United States Tour Operators Association (USTOA) is a 501(c) registered nonprofit professional association that represents the tour operator industry. Its members are made up of companies who provide services worldwide but who conduct business in the U.S.

==Overview==
As a voice for the tour operator industry, USTOA represents this sector in matters pertaining to the travel industry as a whole, both in the U.S. and abroad. Among USTOA's goals are consumer protection and education, and its standards and work in this area have earned USTOA the endorsement of the United States Government's Consumer Action Handbook.

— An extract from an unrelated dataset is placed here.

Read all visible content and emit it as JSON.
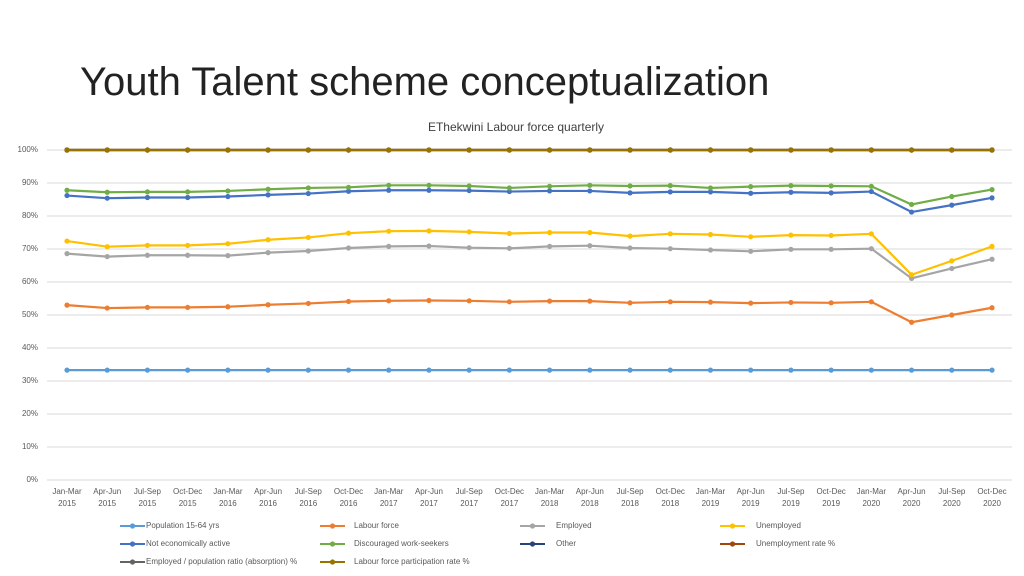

In 2022, USTOA, alongside other nonprofit associations within the travel industry such as ASTA and U.S. Travel, actively advocated for the elimination of the inbound pre-travel testing requirement imposed by the United States.

==Membership==
USTOA's membership consists of companies that must meet a number of ethical and financial criteria, including participation in the USTOA $1 Million Travelers Assistance Program, which among other things protects consumer payments up to $1 million in case the company files for bankruptcy, insolvency or cessation of business. The association currently has a membership base of over 143 organizations, which encompasses a diverse range of companies such as Abercrombie & Kent, Adventures by Disney, The Travel Corporation USA, Viking Cruises, Windstar Cruises and WorldStrides.